Like computers, AI will never be able to work reliably enough of itself to do anything on a catastrophic scale - an army of technicians is still required to keep everything working at all and it doesn't even take a very competent “bad actor” to make things break and do so badly. The “best minds” can't keep rural schools safe from solo disgruntled teenagers, how can they manage the building of a product that sane people would trust to rule their lives? AI can't hope to adequately simulate the reality of the chaos we humans cause and cope with day-to-day!

Imagine further the case of an AI feeding on the output of another AI? We humans are weird about identifying if something is from a “real” person or a “synthetic” simulation, but what if an AI can't figure that out? Do they fall into an endless loop of generative feedback? It sounds like things would get bizarre quickly and obviously stop working in the way intended. It's like the old “telephone” game, passing regenerated stories that can't be a too-faithful copy that ends up completely unrelated to the original message. How do you teach an algorithm to manage its own information feedback echo and still seem human? How well do humans manage this? Poorly.

All computing constitutes a huge number of programmed yet thoughtless relays. The presumption that this is equivalent to the human contribution is silly - we aren't just computers and our worst sin is to treat each other as if we are just fleshy relays. AI is just profitable dehumanization that can be (easily?) overcome by seeing it for what it really is and not allowing it to control what we think and do individually.

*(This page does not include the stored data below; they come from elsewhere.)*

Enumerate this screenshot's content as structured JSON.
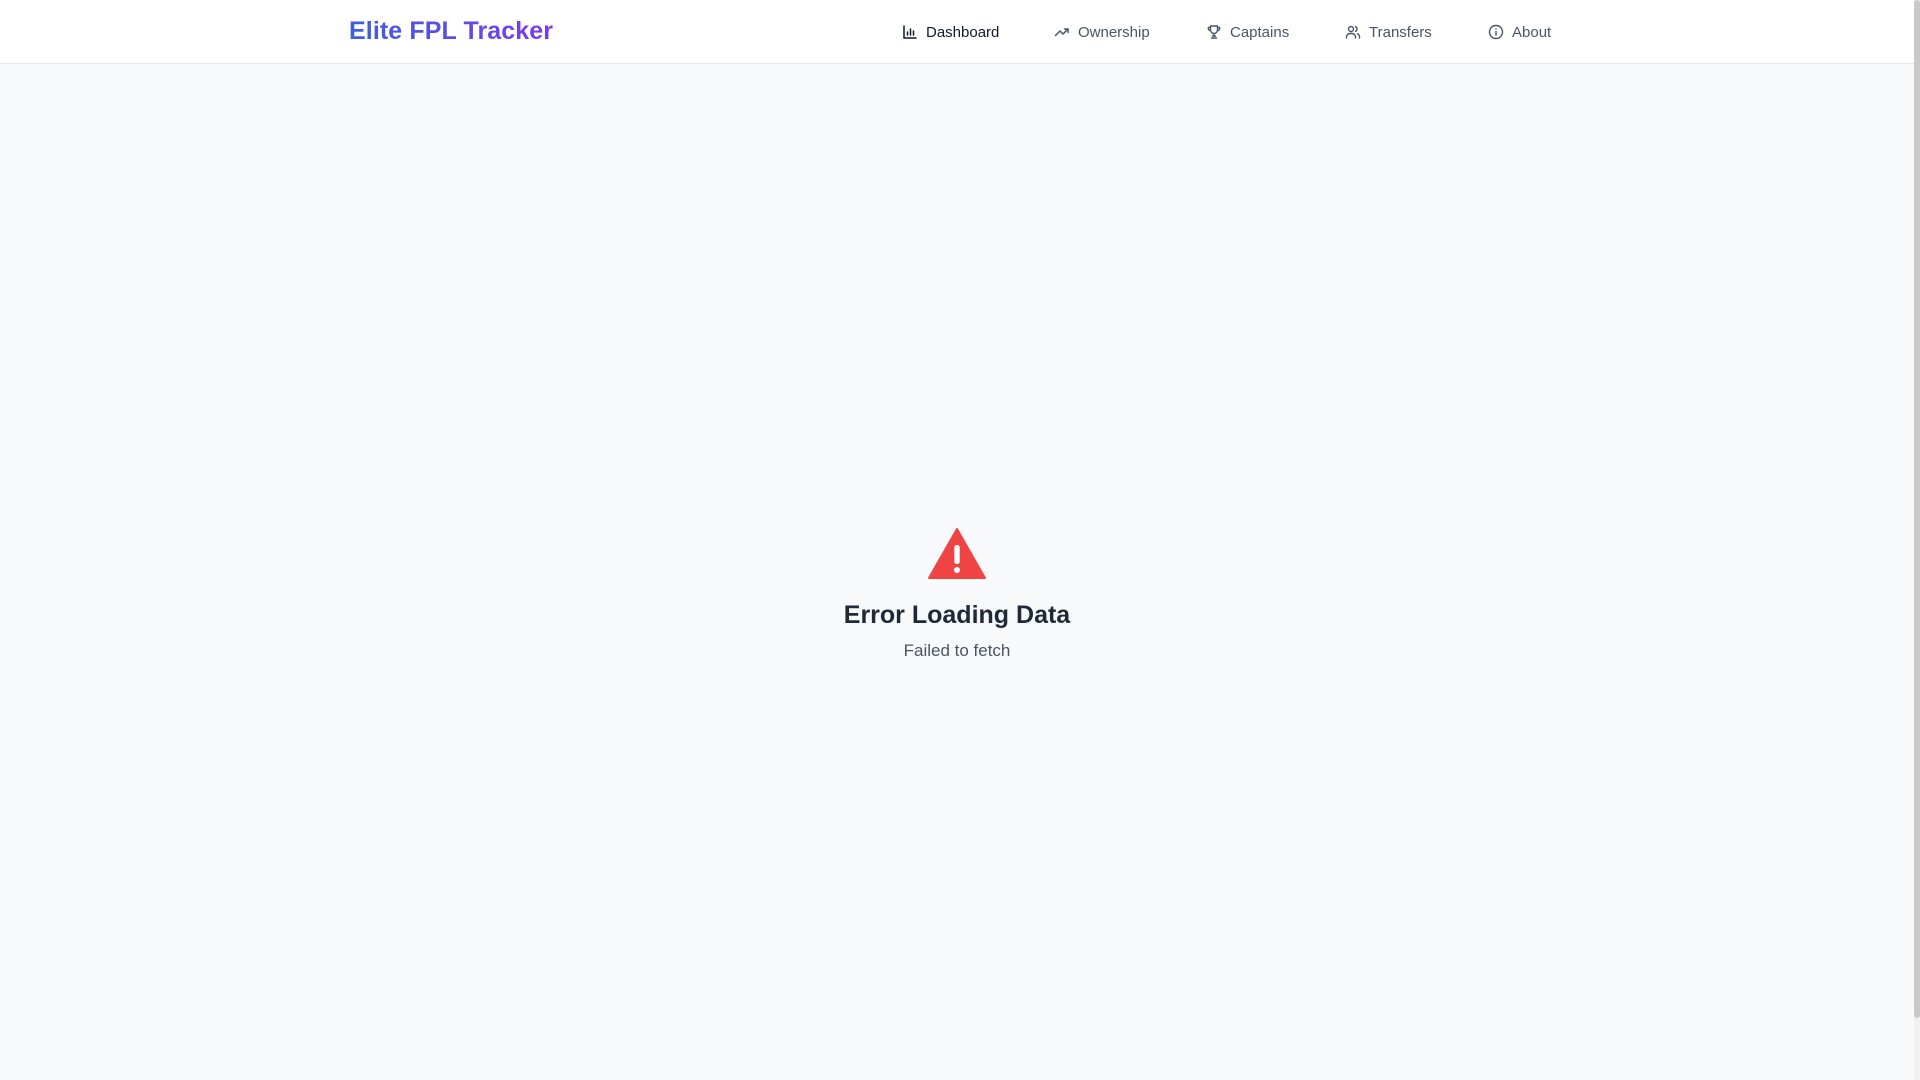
{
  "header": {
    "brand": "Elite FPL Tracker",
    "brand_gradient": [
      "#3b5fe0",
      "#7c3aed"
    ],
    "nav": [
      {
        "label": "Dashboard",
        "icon": "bar-chart-icon",
        "active": true
      },
      {
        "label": "Ownership",
        "icon": "trending-up-icon",
        "active": false
      },
      {
        "label": "Captains",
        "icon": "trophy-icon",
        "active": false
      },
      {
        "label": "Transfers",
        "icon": "users-icon",
        "active": false
      },
      {
        "label": "About",
        "icon": "info-icon",
        "active": false
      }
    ]
  },
  "error": {
    "icon": "warning-triangle-icon",
    "icon_color": "#ef4444",
    "title": "Error Loading Data",
    "message": "Failed to fetch"
  }
}
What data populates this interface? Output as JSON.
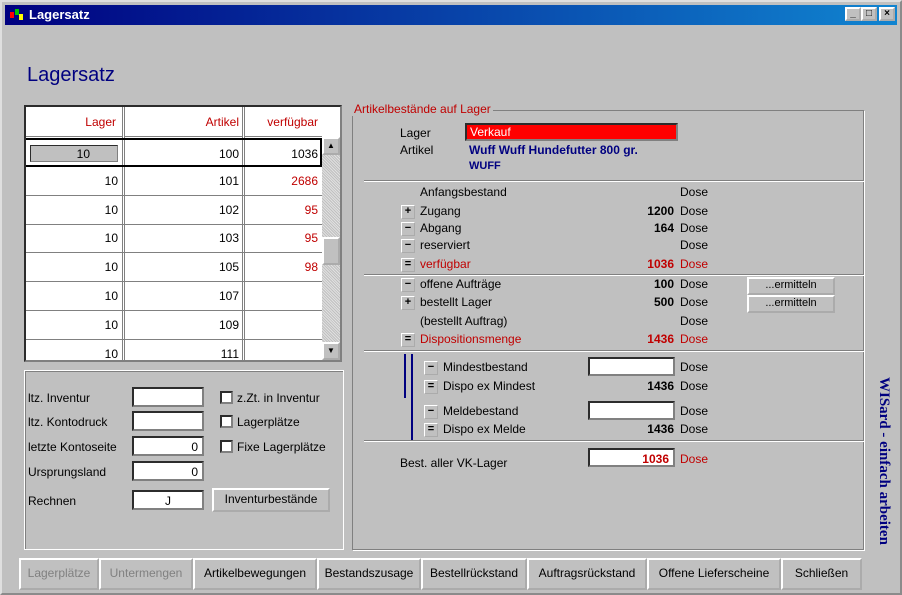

In the end, AI just employs algorithmic tricks to simulate the baser activities of human writers (as one example) and do this faster and cheaper. All of the fear-mongering comes because this is exactly the trickery of our largely undeserving “betters” in some many realms. Our 'thought-leaders' play up the AI threat because it exposes them for the formulaic hucksterism that often passes for “leadership” in their vaunted towers.